By Marion Blackburn
COLUMBIA, N.C. — By 1986, Red Wolves were virtually extinct in the wild, their numbers reduced to about 20 by hunting, development and interbreeding with coyotes.
Today, they again roam the forests of Eastern North Carolina — the only place in the world these wolves are found.
The Red Wolf Coalition in Columbia, N.C., hopes to assure survival of these animals, which once populated the Southeast and are distinct from — though related to — gray wolves.
The agency hosts monthly “Howlings” at the Alligator National Wildlife Refuge when visitors can listen for the animals with a guide.
It also holds education programs, helps foster public understanding and provides learning programs for schools.
“We see more than 1500 people a year for our Howlings,” says Kim Wheeler, the coalition’s executive director. “We see people from all over.”
The Red Wolf Coalition was founded 10 years ago by a biologist involved with the “reintroduction” of wildlife into natural areas.
Four wolves were brought to the refuge in 1986 by the U.S. Fish and Wildlife Service as a hopeful experiment.
Slowly, the wolves bred and their numbers climbed: About 100 now live in the recovery area of Beaufort, Dare, Hyde, Tyrrell and Washington counties.
The coalition hopes to help area residents and farmers appreciate the wolves’ contributions.
Their plight has become more visible recently because of the Navy’s plan to build an outlying jet landing field, known as the OLF, in the recovery area.
The wolves are a hit with people around the world, says Cornelia “Neil” Hutt of Virginia, a long-time volunteer and board chairman.
“They have bad table manners, they hang out in gangs,” she says. “Children love to read about them and learn about them. They are fascinating. They resonate with people.”
The once-small coalition is seeing steady growth, she says.

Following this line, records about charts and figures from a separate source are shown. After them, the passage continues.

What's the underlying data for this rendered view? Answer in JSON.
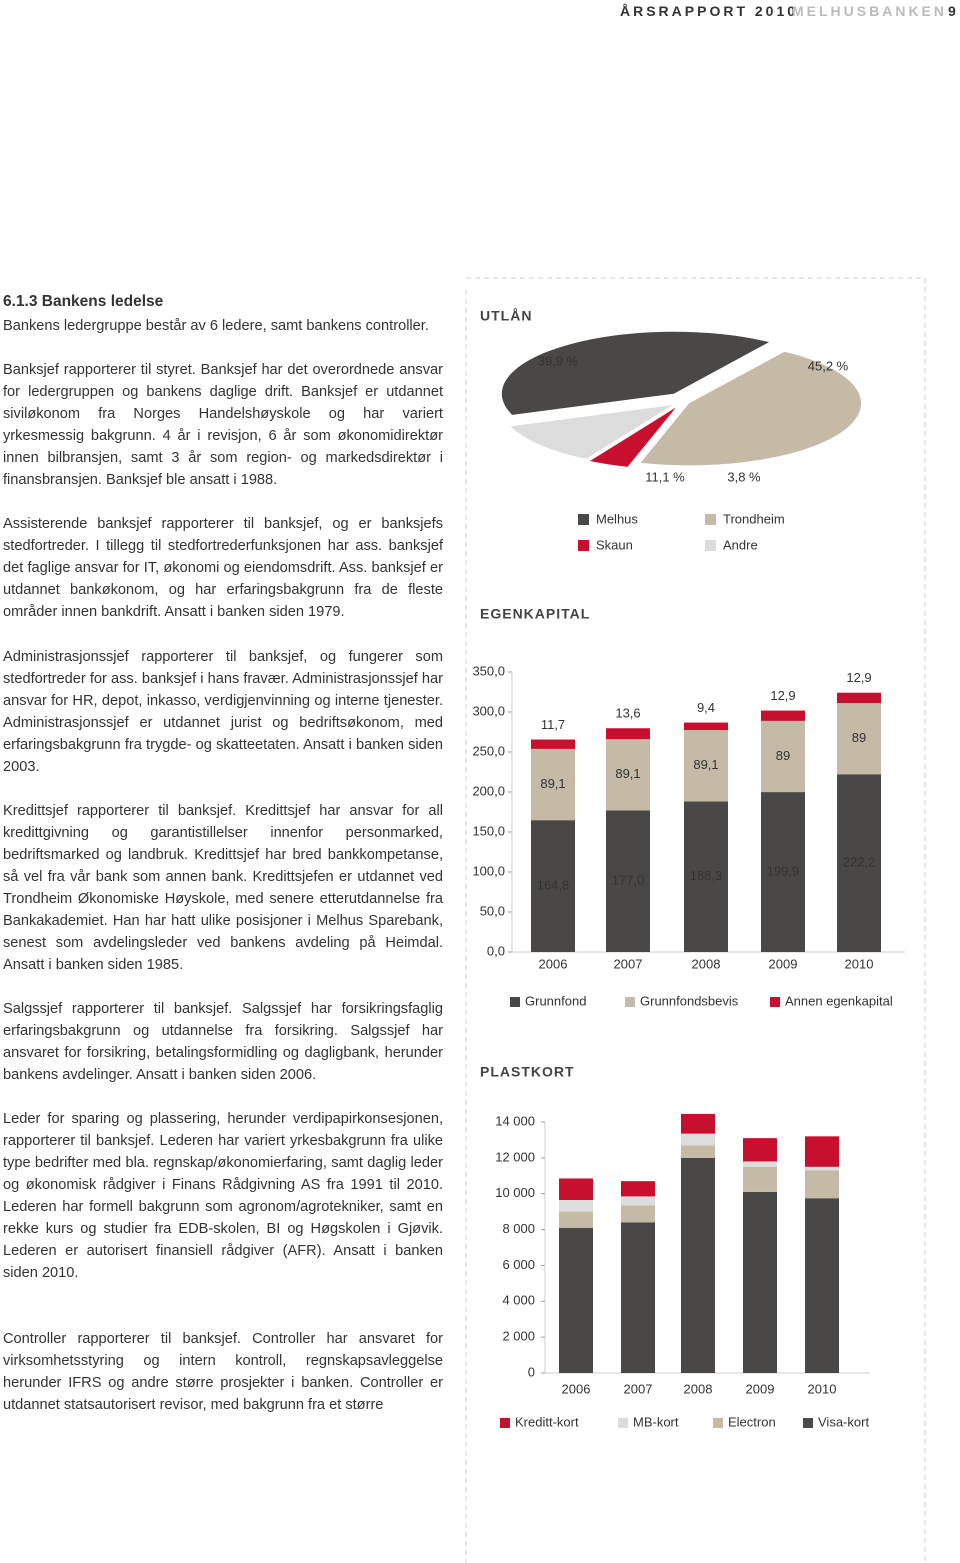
{
  "header": {
    "report": "ÅRSRAPPORT 2010",
    "company": "MELHUSBANKEN",
    "page": "9"
  },
  "section": {
    "title": "6.1.3 Bankens ledelse",
    "paragraphs": [
      "Bankens ledergruppe består av 6 ledere, samt bankens controller.",
      "Banksjef rapporterer til styret. Banksjef har det overordnede ansvar for ledergruppen og bankens daglige drift. Banksjef er utdannet siviløkonom fra Norges Handelshøyskole og har variert yrkesmessig bakgrunn. 4 år i revisjon, 6 år som økonomidirektør innen bilbransjen, samt 3 år som region- og markedsdirektør i finansbransjen. Banksjef ble ansatt i 1988.",
      "Assisterende banksjef rapporterer til banksjef, og er banksjefs stedfortreder. I tillegg til stedfortrederfunksjonen har ass. banksjef det faglige ansvar for IT, økonomi og eiendomsdrift. Ass. banksjef er utdannet bankøkonom, og har erfaringsbakgrunn fra de fleste områder innen bankdrift. Ansatt i banken siden 1979.",
      "Administrasjonssjef rapporterer til banksjef, og fungerer som stedfortreder for ass. banksjef i hans fravær. Administrasjonssjef har ansvar for HR, depot, inkasso, verdigjenvinning og interne tjenester. Administrasjonssjef er utdannet jurist og bedriftsøkonom, med erfaringsbakgrunn fra trygde- og skatteetaten. Ansatt i banken siden 2003.",
      "Kredittsjef rapporterer til banksjef. Kredittsjef har ansvar for all kredittgivning og garantistillelser innenfor personmarked, bedriftsmarked og landbruk. Kredittsjef har bred bankkompetanse, så vel fra vår bank som annen bank. Kredittsjefen er utdannet ved Trondheim Økonomiske Høyskole, med senere etterutdannelse fra Bankakademiet. Han har hatt ulike posisjoner i Melhus Sparebank, senest som avdelingsleder ved bankens avdeling på Heimdal. Ansatt i banken siden 1985.",
      "Salgssjef rapporterer til banksjef. Salgssjef har forsikringsfaglig erfaringsbakgrunn og utdannelse fra forsikring. Salgssjef har ansvaret for forsikring, betalingsformidling og dagligbank, herunder bankens avdelinger. Ansatt i banken siden 2006.",
      "Leder for sparing og plassering, herunder verdipapirkonsesjonen, rapporterer til banksjef. Lederen har variert yrkesbakgrunn fra ulike type bedrifter med bla. regnskap/økonomierfaring, samt daglig leder og økonomisk rådgiver i Finans Rådgivning AS fra 1991 til 2010. Lederen har formell bakgrunn som agronom/agrotekniker, samt en rekke kurs og studier fra EDB-skolen, BI og Høgskolen i Gjøvik. Lederen er autorisert finansiell rådgiver (AFR). Ansatt i banken siden 2010.",
      "Controller rapporterer til banksjef. Controller har ansvaret for virksomhetsstyring og intern kontroll, regnskapsavleggelse herunder IFRS og andre større prosjekter i banken. Controller er utdannet statsautorisert revisor, med bakgrunn fra et større"
    ]
  },
  "chart_data": [
    {
      "type": "pie",
      "title": "UTLÅN",
      "categories": [
        "Melhus",
        "Trondheim",
        "Skaun",
        "Andre"
      ],
      "values": [
        39.9,
        45.2,
        3.8,
        11.1
      ],
      "value_labels": [
        "39,9 %",
        "45,2 %",
        "3,8 %",
        "11,1 %"
      ],
      "colors": [
        "#4a4846",
        "#c4baa6",
        "#c8102e",
        "#dcdcdc"
      ]
    },
    {
      "type": "bar",
      "stacked": true,
      "title": "EGENKAPITAL",
      "categories": [
        "2006",
        "2007",
        "2008",
        "2009",
        "2010"
      ],
      "series": [
        {
          "name": "Grunnfond",
          "color": "#4a4846",
          "values": [
            164.8,
            177.0,
            188.3,
            199.9,
            222.2
          ],
          "value_labels": [
            "164,8",
            "177,0",
            "188,3",
            "199,9",
            "222,2"
          ]
        },
        {
          "name": "Grunnfondsbevis",
          "color": "#c4baa6",
          "values": [
            89.1,
            89.1,
            89.1,
            89,
            89
          ],
          "value_labels": [
            "89,1",
            "89,1",
            "89,1",
            "89",
            "89"
          ]
        },
        {
          "name": "Annen egenkapital",
          "color": "#c8102e",
          "values": [
            11.7,
            13.6,
            9.4,
            12.9,
            12.9
          ],
          "value_labels": [
            "11,7",
            "13,6",
            "9,4",
            "12,9",
            "12,9"
          ]
        }
      ],
      "ylim": [
        0,
        350
      ],
      "yticks": [
        {
          "value": 0,
          "label": "0,0"
        },
        {
          "value": 50,
          "label": "50,0"
        },
        {
          "value": 100,
          "label": "100,0"
        },
        {
          "value": 150,
          "label": "150,0"
        },
        {
          "value": 200,
          "label": "200,0"
        },
        {
          "value": 250,
          "label": "250,0"
        },
        {
          "value": 300,
          "label": "300,0"
        },
        {
          "value": 350,
          "label": "350,0"
        }
      ]
    },
    {
      "type": "bar",
      "stacked": true,
      "title": "PLASTKORT",
      "categories": [
        "2006",
        "2007",
        "2008",
        "2009",
        "2010"
      ],
      "series": [
        {
          "name": "Visa-kort",
          "color": "#4a4846",
          "values": [
            8100,
            8400,
            12000,
            10100,
            9750
          ]
        },
        {
          "name": "Electron",
          "color": "#c4baa6",
          "values": [
            900,
            950,
            700,
            1400,
            1550
          ]
        },
        {
          "name": "MB-kort",
          "color": "#dcdcdc",
          "values": [
            650,
            500,
            650,
            300,
            200
          ]
        },
        {
          "name": "Kreditt-kort",
          "color": "#c8102e",
          "values": [
            1200,
            850,
            1100,
            1300,
            1700
          ]
        }
      ],
      "legend_order": [
        "Kreditt-kort",
        "MB-kort",
        "Electron",
        "Visa-kort"
      ],
      "ylim": [
        0,
        14000
      ],
      "yticks": [
        0,
        {
          "value": 2000,
          "label": "2 000"
        },
        {
          "value": 4000,
          "label": "4 000"
        },
        {
          "value": 6000,
          "label": "6 000"
        },
        {
          "value": 8000,
          "label": "8 000"
        },
        {
          "value": 10000,
          "label": "10 000"
        },
        {
          "value": 12000,
          "label": "12 000"
        },
        {
          "value": 14000,
          "label": "14 000"
        }
      ]
    }
  ]
}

In the past year, the organization has rented an office, hired an executive director and made plans for a new exhibit. It hopes to hire an assistant next year.
“It was a struggle in the beginning, but this organization has taken off,” Hutt says. “We have national exposure. We’re beefing up our board. We are connected to the International Wolf Center in Minnesota.”

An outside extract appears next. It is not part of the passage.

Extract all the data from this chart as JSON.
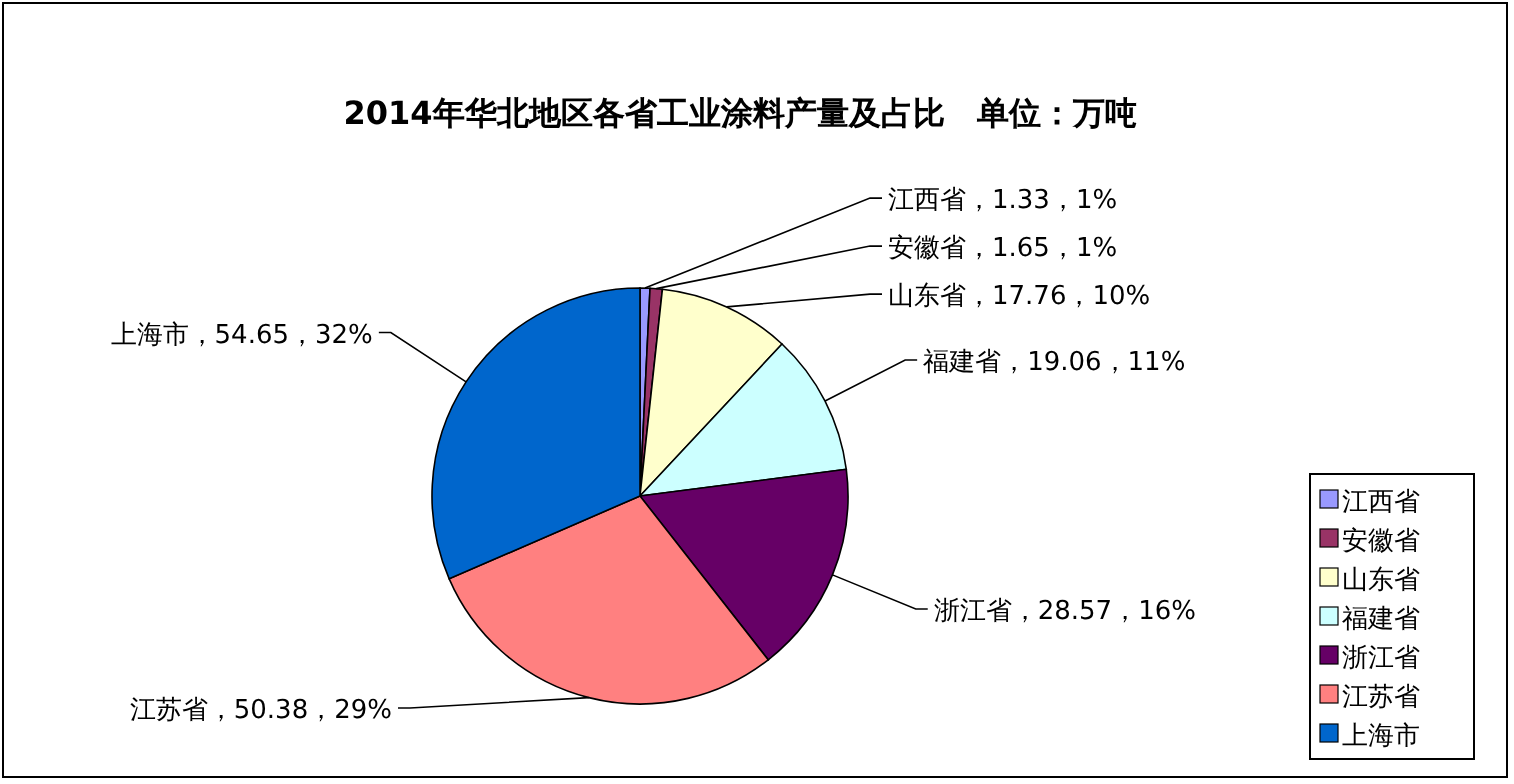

In November, a fall fundraiser began with a goal of $20,000, up from $15,000 raised a year earlier and over $11,000 raised last spring.

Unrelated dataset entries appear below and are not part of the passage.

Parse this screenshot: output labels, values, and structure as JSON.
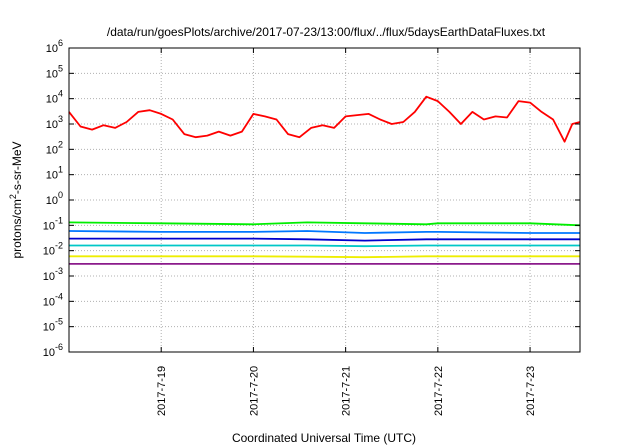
{
  "chart_data": {
    "type": "line",
    "title": "/data/run/goesPlots/archive/2017-07-23/13:00/flux/../flux/5daysEarthDataFluxes.txt",
    "xlabel": "Coordinated Universal Time (UTC)",
    "ylabel_parts": {
      "pre": "protons/cm",
      "sup": "2",
      "post": "-s-sr-MeV"
    },
    "y_scale": "log",
    "ylim": [
      1e-06,
      1000000.0
    ],
    "y_ticks": [
      {
        "value": 1e-06,
        "base": "10",
        "exp": "-6"
      },
      {
        "value": 1e-05,
        "base": "10",
        "exp": "-5"
      },
      {
        "value": 0.0001,
        "base": "10",
        "exp": "-4"
      },
      {
        "value": 0.001,
        "base": "10",
        "exp": "-3"
      },
      {
        "value": 0.01,
        "base": "10",
        "exp": "-2"
      },
      {
        "value": 0.1,
        "base": "10",
        "exp": "-1"
      },
      {
        "value": 1,
        "base": "10",
        "exp": "0"
      },
      {
        "value": 10,
        "base": "10",
        "exp": "1"
      },
      {
        "value": 100,
        "base": "10",
        "exp": "2"
      },
      {
        "value": 1000,
        "base": "10",
        "exp": "3"
      },
      {
        "value": 10000,
        "base": "10",
        "exp": "4"
      },
      {
        "value": 100000,
        "base": "10",
        "exp": "5"
      },
      {
        "value": 1000000,
        "base": "10",
        "exp": "6"
      }
    ],
    "xlim": [
      "2017-07-18 00:00",
      "2017-07-23 13:00"
    ],
    "x_ticks": [
      "2017-7-19",
      "2017-7-20",
      "2017-7-21",
      "2017-7-22",
      "2017-7-23"
    ],
    "grid": true,
    "series": [
      {
        "color": "#ff0000",
        "points": [
          [
            "2017-07-18 00:00",
            3000
          ],
          [
            "2017-07-18 03:00",
            800
          ],
          [
            "2017-07-18 06:00",
            600
          ],
          [
            "2017-07-18 09:00",
            900
          ],
          [
            "2017-07-18 12:00",
            700
          ],
          [
            "2017-07-18 15:00",
            1200
          ],
          [
            "2017-07-18 18:00",
            3000
          ],
          [
            "2017-07-18 21:00",
            3500
          ],
          [
            "2017-07-19 00:00",
            2500
          ],
          [
            "2017-07-19 03:00",
            1500
          ],
          [
            "2017-07-19 06:00",
            400
          ],
          [
            "2017-07-19 09:00",
            300
          ],
          [
            "2017-07-19 12:00",
            350
          ],
          [
            "2017-07-19 15:00",
            500
          ],
          [
            "2017-07-19 18:00",
            350
          ],
          [
            "2017-07-19 21:00",
            500
          ],
          [
            "2017-07-20 00:00",
            2500
          ],
          [
            "2017-07-20 03:00",
            2000
          ],
          [
            "2017-07-20 06:00",
            1500
          ],
          [
            "2017-07-20 09:00",
            400
          ],
          [
            "2017-07-20 12:00",
            300
          ],
          [
            "2017-07-20 15:00",
            700
          ],
          [
            "2017-07-20 18:00",
            900
          ],
          [
            "2017-07-20 21:00",
            700
          ],
          [
            "2017-07-21 00:00",
            2000
          ],
          [
            "2017-07-21 06:00",
            2500
          ],
          [
            "2017-07-21 09:00",
            1500
          ],
          [
            "2017-07-21 12:00",
            1000
          ],
          [
            "2017-07-21 15:00",
            1200
          ],
          [
            "2017-07-21 18:00",
            3000
          ],
          [
            "2017-07-21 21:00",
            12000
          ],
          [
            "2017-07-22 00:00",
            8000
          ],
          [
            "2017-07-22 03:00",
            3000
          ],
          [
            "2017-07-22 06:00",
            1000
          ],
          [
            "2017-07-22 09:00",
            3000
          ],
          [
            "2017-07-22 12:00",
            1500
          ],
          [
            "2017-07-22 15:00",
            2000
          ],
          [
            "2017-07-22 18:00",
            1800
          ],
          [
            "2017-07-22 21:00",
            8000
          ],
          [
            "2017-07-23 00:00",
            7000
          ],
          [
            "2017-07-23 03:00",
            3000
          ],
          [
            "2017-07-23 06:00",
            1500
          ],
          [
            "2017-07-23 09:00",
            200
          ],
          [
            "2017-07-23 11:00",
            1000
          ],
          [
            "2017-07-23 13:00",
            1200
          ]
        ]
      },
      {
        "color": "#00ee00",
        "points": [
          [
            "2017-07-18 00:00",
            0.13
          ],
          [
            "2017-07-19 00:00",
            0.12
          ],
          [
            "2017-07-20 00:00",
            0.11
          ],
          [
            "2017-07-20 14:00",
            0.13
          ],
          [
            "2017-07-21 05:00",
            0.12
          ],
          [
            "2017-07-21 21:00",
            0.11
          ],
          [
            "2017-07-22 00:00",
            0.12
          ],
          [
            "2017-07-23 00:00",
            0.12
          ],
          [
            "2017-07-23 13:00",
            0.1
          ]
        ]
      },
      {
        "color": "#0077ff",
        "points": [
          [
            "2017-07-18 00:00",
            0.06
          ],
          [
            "2017-07-19 00:00",
            0.055
          ],
          [
            "2017-07-20 00:00",
            0.055
          ],
          [
            "2017-07-20 14:00",
            0.06
          ],
          [
            "2017-07-21 05:00",
            0.05
          ],
          [
            "2017-07-21 21:00",
            0.055
          ],
          [
            "2017-07-22 00:00",
            0.055
          ],
          [
            "2017-07-23 00:00",
            0.05
          ],
          [
            "2017-07-23 13:00",
            0.05
          ]
        ]
      },
      {
        "color": "#0000cc",
        "points": [
          [
            "2017-07-18 00:00",
            0.03
          ],
          [
            "2017-07-19 00:00",
            0.03
          ],
          [
            "2017-07-20 00:00",
            0.03
          ],
          [
            "2017-07-20 14:00",
            0.028
          ],
          [
            "2017-07-21 05:00",
            0.025
          ],
          [
            "2017-07-21 21:00",
            0.028
          ],
          [
            "2017-07-22 00:00",
            0.028
          ],
          [
            "2017-07-23 00:00",
            0.028
          ],
          [
            "2017-07-23 13:00",
            0.028
          ]
        ]
      },
      {
        "color": "#00c8c8",
        "points": [
          [
            "2017-07-18 00:00",
            0.016
          ],
          [
            "2017-07-19 00:00",
            0.016
          ],
          [
            "2017-07-20 00:00",
            0.016
          ],
          [
            "2017-07-20 14:00",
            0.016
          ],
          [
            "2017-07-21 05:00",
            0.015
          ],
          [
            "2017-07-21 21:00",
            0.016
          ],
          [
            "2017-07-22 00:00",
            0.016
          ],
          [
            "2017-07-23 00:00",
            0.016
          ],
          [
            "2017-07-23 13:00",
            0.016
          ]
        ]
      },
      {
        "color": "#eeee00",
        "points": [
          [
            "2017-07-18 00:00",
            0.006
          ],
          [
            "2017-07-19 00:00",
            0.006
          ],
          [
            "2017-07-20 00:00",
            0.006
          ],
          [
            "2017-07-20 14:00",
            0.0058
          ],
          [
            "2017-07-21 05:00",
            0.0055
          ],
          [
            "2017-07-21 21:00",
            0.006
          ],
          [
            "2017-07-22 00:00",
            0.006
          ],
          [
            "2017-07-23 00:00",
            0.006
          ],
          [
            "2017-07-23 13:00",
            0.006
          ]
        ]
      },
      {
        "color": "#8b1a8b",
        "points": [
          [
            "2017-07-18 00:00",
            0.003
          ],
          [
            "2017-07-19 00:00",
            0.003
          ],
          [
            "2017-07-20 00:00",
            0.003
          ],
          [
            "2017-07-20 14:00",
            0.003
          ],
          [
            "2017-07-21 05:00",
            0.003
          ],
          [
            "2017-07-21 21:00",
            0.003
          ],
          [
            "2017-07-22 00:00",
            0.003
          ],
          [
            "2017-07-23 00:00",
            0.003
          ],
          [
            "2017-07-23 13:00",
            0.003
          ]
        ]
      }
    ]
  }
}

Two other efforts are underway. The group has already raised half of the $10,000 needed to bring a wolf exhibit to Columbia next May, in time for tourists heading to the Outer Banks.
And the coalition has asked U.S. Rep. Walter B. Jones, who represents the area, to support enlarging the visitor center to serve as a Red Wolf education center, a project that could cost $2 million.
In the future, Wheeler says, the coalition hopes to build a separate Red Wolf education center, with an enclosed area where visitors can see captive red wolves.
Plans are also ahead for a joint “eco-adventure” with the International Wolf Center.
Other supporting organizations include Defenders of Wildlife.
Hutt says she believes partnerships work best for wolf recovery — and for the coalition.
“A small nonprofit like the coalition does best,” she says, “when it works with other organizations rather than in competition.”